Тереза с неприязнью посмотрела на этот глупый почерк. Глупыми были и продолговатая форма, и аметистовый цвет бумаги – все, вплоть до красных чернил; да, все в этом письме свидетельствовало о глупости. Терезе стало стыдно своих мыслей; тем временем Анна, чтобы избавить ее от лишних движений, снимала с нее шляпу и ботинки. Завтракать Тереза не будет; она решила просидеть неподвижно на низеньком пуфе у камина, пока не пройдет припадок. Оставшись одна, она сидела, подавшись грудью вперед, держа конверт в руках. Счастье Мари… Мари, ее дочери… Но какое значение имеют узы крови? Они были двумя женщинами, которые не знали друг друга. Пусть каждая попытает свое счастье. Мари семнадцать лет, она красива. Они купались вместе на мельнице, при треске кузнечиков лежали рядом на выжженном лугу. А она, Тереза, уже полуразвалина… Разве Мари пожалела мать в тот вечер, когда вырвала у нее признание. Самым худшим, быть может, было то, что Мари проявила так мало любопытства, она не интересовалась никакими подробностями, не пыталась выяснить обстоятельств… Жорж был бы настойчивее. Тереза отлично понимала, что обозначал этот прерванный вопрос, который он пытался задать в момент ухода, когда сказал со вздохом: «Как хотел бы я знать…» Он хочет вернуться для того, чтобы узнать… Бог мой! Не превратится ли и его посещение в допрос? Не придется ли Терезе в третий раз предстать перед судом?

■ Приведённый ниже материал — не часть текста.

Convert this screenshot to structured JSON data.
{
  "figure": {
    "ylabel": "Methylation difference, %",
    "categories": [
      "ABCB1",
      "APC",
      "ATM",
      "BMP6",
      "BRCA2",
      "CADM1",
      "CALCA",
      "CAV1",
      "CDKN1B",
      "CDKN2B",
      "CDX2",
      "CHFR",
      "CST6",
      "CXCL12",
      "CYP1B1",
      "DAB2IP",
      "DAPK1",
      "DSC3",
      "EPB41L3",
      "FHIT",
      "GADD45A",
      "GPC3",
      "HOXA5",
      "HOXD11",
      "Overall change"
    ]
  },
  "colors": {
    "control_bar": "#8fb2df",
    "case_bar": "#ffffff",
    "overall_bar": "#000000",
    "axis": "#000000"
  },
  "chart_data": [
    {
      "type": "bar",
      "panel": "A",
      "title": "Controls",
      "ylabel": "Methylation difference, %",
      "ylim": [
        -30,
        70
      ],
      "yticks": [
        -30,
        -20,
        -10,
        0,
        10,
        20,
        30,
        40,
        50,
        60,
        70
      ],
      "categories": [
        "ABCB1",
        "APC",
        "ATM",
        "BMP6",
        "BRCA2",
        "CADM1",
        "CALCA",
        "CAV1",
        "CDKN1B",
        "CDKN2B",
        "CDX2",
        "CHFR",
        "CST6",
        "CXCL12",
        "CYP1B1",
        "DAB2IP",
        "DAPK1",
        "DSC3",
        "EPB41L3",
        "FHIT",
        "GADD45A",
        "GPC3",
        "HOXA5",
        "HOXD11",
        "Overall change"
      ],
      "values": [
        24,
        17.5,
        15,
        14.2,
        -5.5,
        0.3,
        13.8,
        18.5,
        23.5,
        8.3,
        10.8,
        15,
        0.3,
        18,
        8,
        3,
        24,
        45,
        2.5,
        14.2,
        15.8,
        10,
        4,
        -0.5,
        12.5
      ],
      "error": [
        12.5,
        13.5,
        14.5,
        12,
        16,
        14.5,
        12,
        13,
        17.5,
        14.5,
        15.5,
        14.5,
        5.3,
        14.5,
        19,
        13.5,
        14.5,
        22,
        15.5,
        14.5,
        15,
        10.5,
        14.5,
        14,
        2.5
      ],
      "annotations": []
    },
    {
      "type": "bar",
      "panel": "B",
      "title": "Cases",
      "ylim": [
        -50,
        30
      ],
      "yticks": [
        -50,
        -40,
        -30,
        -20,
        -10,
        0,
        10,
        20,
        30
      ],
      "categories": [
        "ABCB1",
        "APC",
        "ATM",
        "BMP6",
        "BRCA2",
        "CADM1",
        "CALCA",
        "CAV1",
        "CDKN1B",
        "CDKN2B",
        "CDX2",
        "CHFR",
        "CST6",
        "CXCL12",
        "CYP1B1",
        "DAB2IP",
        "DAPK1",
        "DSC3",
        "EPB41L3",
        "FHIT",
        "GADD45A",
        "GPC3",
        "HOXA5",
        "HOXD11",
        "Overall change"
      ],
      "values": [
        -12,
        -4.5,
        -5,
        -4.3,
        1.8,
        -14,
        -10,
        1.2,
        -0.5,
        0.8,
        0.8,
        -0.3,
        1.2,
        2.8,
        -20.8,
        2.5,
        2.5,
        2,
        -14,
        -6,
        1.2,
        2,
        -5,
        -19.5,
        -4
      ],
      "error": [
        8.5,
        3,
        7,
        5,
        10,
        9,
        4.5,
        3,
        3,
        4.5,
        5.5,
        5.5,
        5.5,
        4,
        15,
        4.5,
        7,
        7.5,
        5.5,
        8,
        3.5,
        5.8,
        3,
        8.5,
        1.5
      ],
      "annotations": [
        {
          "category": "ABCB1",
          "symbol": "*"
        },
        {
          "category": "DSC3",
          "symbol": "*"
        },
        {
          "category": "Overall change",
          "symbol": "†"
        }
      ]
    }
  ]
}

Она думала, что страдает в ту ночь, когда Мари вырвала у нее частичное признание; она воображала, что жертвует собой, чтобы вернуть Мари отцу. И эта любовь дочери к ней… в действительности Тереза никогда этой любовью не обладала: «Я отказалась от того, чего не имела, принесла в жертву то, что никогда мне не принадлежало…» Между тем, если завтра вечером ей придется выдержать новую атаку со стороны Жоржа… Ну что же! На этот раз она будет лгать. Впрочем, это не будет ложью: то была другая – не она, какая-то неизвестная Тереза, которая пятнадцать лет тому назад, в течение недель преследуя жуткую цель, каждый день вновь находила в себе силы… Убийство изо дня вдень… Что общего между безумной тех далеких лет, которая намеренно лила без счета капли мышьяка в стакан мужа, и Терезой сегодняшнего вечера? Какое сходство?
О, мука – все ясно представлять себе! Не быть в состоянии обманывать себя самое! Очевидность, уверенность, что все эти дни она только и делала, что покушалась на счастье Мари! И что привести в оправдание на этот раз, на что ссылаться? Что сделал ей этот ребенок, кроме того, что искал у нее убежища и укрылся в ее объятиях?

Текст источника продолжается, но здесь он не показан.